Papa Francesco si rivolge quindi agli atleti professionisti presenti in aula, che, dopo il discorso del Papa hanno firmato un documento sulla responsabilità sociale dello sport. Loro sono un punto di riferimento per i più giovani e possono aiutare a superare la cultura dello scarto e promuovere un riscatto personale e sociale. “Quante persone”, afferma il Papa, “che si trovavano in condizioni di marginalità, hanno superato i pericoli dell’isolamento e dell’esclusione proprio attraverso lo sport!”.Lo sport, inoltre, deve contribuire a generare personalità mature e riuscite:
Al di fuori di questa logica, corre il rischio di cadere nella “macchina” del business, del profitto, di una spettacolarità consumistica, che produce “personaggi” la cui immagine può essere sfruttata. Ma questo non è più sport. Lo sport è un bene educativo e un bene sociale e tale deve restare!

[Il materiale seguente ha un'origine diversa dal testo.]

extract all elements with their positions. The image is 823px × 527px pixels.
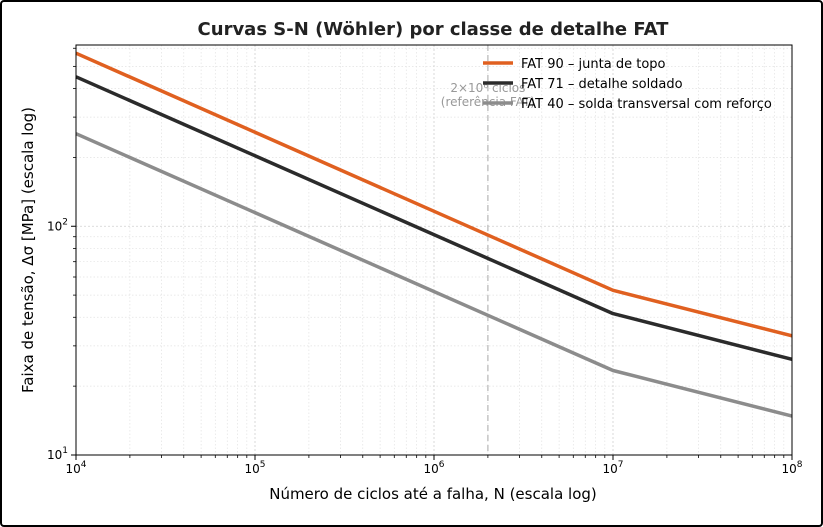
x-tick-label: 104 [65,460,86,476]
series-layer [75,51,793,418]
series-line-3 [75,132,793,418]
chart-title: Curvas S-N (Wöhler) por classe de detalh… [198,19,670,40]
x-tick-label: 105 [244,460,265,476]
y-tick-label: 101 [47,446,68,462]
x-tick-label: 107 [602,460,623,476]
legend: FAT 90 – junta de topo FAT 71 – detalhe s… [483,57,772,112]
legend-label-3: FAT 40 – solda transversal com reforço [521,97,772,112]
x-tick-label: 106 [423,460,444,476]
major-grid [76,45,792,455]
x-axis-label: Número de ciclos até a falha, N (escala … [269,485,597,503]
series-line-1 [75,51,793,338]
y-tick-label: 102 [47,217,68,233]
series-line-2 [75,75,793,361]
y-axis-label: Faixa de tensão, Δσ [MPa] (escala log) [19,107,37,393]
legend-label-1: FAT 90 – junta de topo [521,57,666,72]
x-tick-label: 108 [781,460,802,476]
legend-label-2: FAT 71 – detalhe soldado [521,77,683,92]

Per questo è necessaria innanzitutto quell’accessibilità che permetta di rimuovere “quelle barriere, fisiche, sociali, culturali che precludono o ostacolano l’accesso allo sport”. L’impegno è che tutti abbiano la possibilità di praticare sport, di coltivare – si potrebbe dire di “allenare” – i valori dello sport e di trasformarli in virtù.

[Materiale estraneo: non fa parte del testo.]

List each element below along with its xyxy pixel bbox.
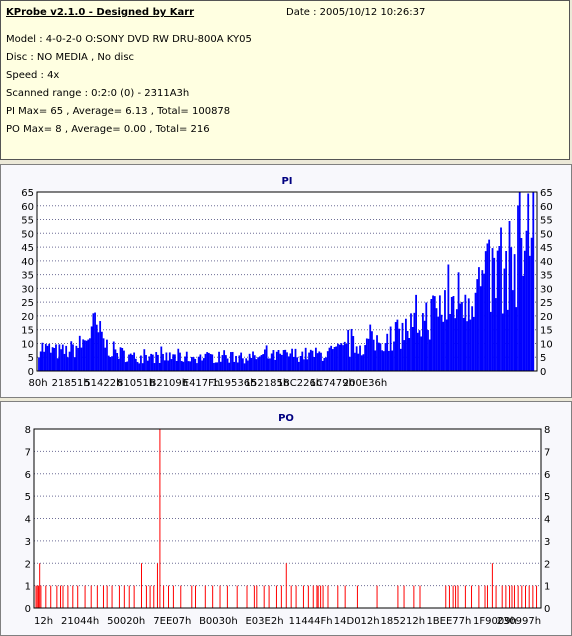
disc-info: Disc : NO MEDIA , No disc (6, 52, 135, 63)
y-tick-label: 20 (21, 312, 34, 323)
x-tick-label: 80h (28, 378, 47, 389)
y-tick-label: 0 (25, 604, 31, 615)
x-tick-label: 152185h (245, 378, 290, 389)
y-tick-label: 2 (25, 559, 31, 570)
x-tick-label: 50020h (107, 616, 145, 627)
y-tick-label: 60 (21, 202, 34, 213)
x-tick-label: E03E2h (245, 616, 283, 627)
y-tick-label: 5 (25, 492, 31, 503)
y-tick-label: 10 (21, 339, 34, 350)
y-tick-label-right: 7 (544, 447, 550, 458)
x-tick-label: 14D012h (334, 616, 380, 627)
plot-border (33, 428, 542, 609)
y-tick-label-right: 0 (540, 367, 546, 378)
x-tick-label: 1F9009h (473, 616, 517, 627)
y-tick-label: 15 (21, 326, 34, 337)
y-tick-label: 35 (21, 271, 34, 282)
y-tick-label: 55 (21, 216, 34, 227)
y-tick-label: 3 (25, 537, 31, 548)
pi-bars (38, 192, 535, 371)
y-tick-label: 7 (25, 447, 31, 458)
y-tick-label-right: 5 (540, 353, 546, 364)
po-chart-panel: PO 0 1 2 3 4 5 6 7 8 0 1 2 3 4 5 6 7 8 12h 21044h 50020h 7EE07… (0, 401, 572, 636)
y-tick-label: 50 (21, 229, 34, 240)
x-tick-label: 18C226h (277, 378, 322, 389)
drive-model: Model : 4-0-2-0 O:SONY DVD RW DRU-800A K… (6, 34, 252, 45)
pi-summary: PI Max= 65 , Average= 6.13 , Total= 1008… (6, 106, 231, 117)
y-tick-label: 25 (21, 298, 34, 309)
y-tick-label-right: 3 (544, 537, 550, 548)
y-tick-label-right: 20 (540, 312, 553, 323)
chart-title: PO (278, 413, 294, 424)
plot-area (34, 429, 541, 608)
y-tick-label-right: 55 (540, 216, 553, 227)
y-tick-label-right: 65 (540, 188, 553, 199)
y-tick-label: 8 (25, 425, 31, 436)
x-tick-label: 1C7479h (310, 378, 355, 389)
y-tick-label-right: 2 (544, 559, 550, 570)
y-tick-label-right: 10 (540, 339, 553, 350)
x-tick-label: 51422h (84, 378, 122, 389)
x-tick-label: 1BEE77h (426, 616, 471, 627)
y-tick-label: 30 (21, 284, 34, 295)
y-tick-label-right: 45 (540, 243, 553, 254)
x-tick-label: 200E36h (343, 378, 387, 389)
x-tick-label: 81051h (117, 378, 155, 389)
y-tick-label-right: 25 (540, 298, 553, 309)
y-tick-label: 1 (25, 582, 31, 593)
y-tick-label-right: 0 (544, 604, 550, 615)
y-tick-label: 0 (28, 367, 34, 378)
x-tick-label: B2109h (149, 378, 188, 389)
y-tick-label: 6 (25, 470, 31, 481)
app-title: KProbe v2.1.0 - Designed by Karr (6, 7, 195, 18)
x-tick-label: B0030h (199, 616, 238, 627)
po-summary: PO Max= 8 , Average= 0.00 , Total= 216 (6, 124, 210, 135)
x-tick-label: 11444Fh (289, 616, 333, 627)
speed-info: Speed : 4x (6, 70, 60, 81)
y-tick-label-right: 30 (540, 284, 553, 295)
y-tick-label-right: 15 (540, 326, 553, 337)
y-tick-label-right: 6 (544, 470, 550, 481)
po-bars (35, 429, 538, 608)
y-tick-label-right: 50 (540, 229, 553, 240)
y-tick-label-right: 5 (544, 492, 550, 503)
x-tick-label: 21851h (52, 378, 90, 389)
y-tick-label-right: 8 (544, 425, 550, 436)
y-tick-label: 5 (28, 353, 34, 364)
plot-border (36, 191, 538, 372)
po-chart: PO 0 1 2 3 4 5 6 7 8 0 1 2 3 4 5 6 7 8 12h 21044h 50020h 7EE07… (25, 413, 551, 627)
x-tick-label: 21044h (61, 616, 99, 627)
y-tick-label-right: 1 (544, 582, 550, 593)
x-tick-label: 119536h (212, 378, 257, 389)
pi-chart-panel: PI 0 0 5 5 10 10 15 15 20 20 25 25 30 30 35 35 40 40 45 45 50… (0, 164, 572, 398)
chart-title: PI (281, 176, 292, 187)
y-tick-label-right: 4 (544, 515, 550, 526)
scan-date: Date : 2005/10/12 10:26:37 (286, 7, 426, 18)
y-tick-label: 45 (21, 243, 34, 254)
x-tick-label: 230997h (497, 616, 542, 627)
scanned-range: Scanned range : 0:2:0 (0) - 2311A3h (6, 88, 190, 99)
y-tick-label: 40 (21, 257, 34, 268)
x-tick-label: E417Fh (183, 378, 221, 389)
x-tick-label: 185212h (381, 616, 426, 627)
y-tick-label-right: 40 (540, 257, 553, 268)
y-tick-label-right: 35 (540, 271, 553, 282)
x-tick-label: 7EE07h (153, 616, 191, 627)
info-panel: KProbe v2.1.0 - Designed by Karr Date : … (0, 0, 570, 160)
y-tick-label-right: 60 (540, 202, 553, 213)
x-tick-label: 12h (34, 616, 53, 627)
y-tick-label: 4 (25, 515, 31, 526)
y-tick-label: 65 (21, 188, 34, 199)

Insieme all’accessibilità c’è poi bisogno di accoglienza, di “qualcuno che tiene aperta la porta del cuore, e di conseguenza, aiuta a superare pregiudizi, paure, a volte semplicemente l’ignoranza”. Solo così si promuove uno sport a misura di ciascuno, in cui ogni persona può sviluppare i propri talenti, anche a partire da una condizione di fragilità o disabilità.
È un’avventura che voi atleti conoscete bene, perché nessuno di voi è un superuomo o una superdonna: avete i vostri limiti e cercate di dare il meglio di voi stessi. Quest’avventura ha il profumo dell’ascesi, della ricerca di ciò che ci perfeziona e che ci fa andare oltre. Alla radice di questa ricerca c’è, in fondo, la tensione verso quella bellezza e quella pienezza di vita che Dio sogna per ogni sua creatura.
La Chiesa è vicina allo sport, perché crede nel gioco e nell’attività sportiva come luogo di incontro tra le persone, di formazione ai valori e di fraternità. Per questo lo sport è di casa nella Chiesa, specialmente nelle scuole e negli oratori o centri giovanili.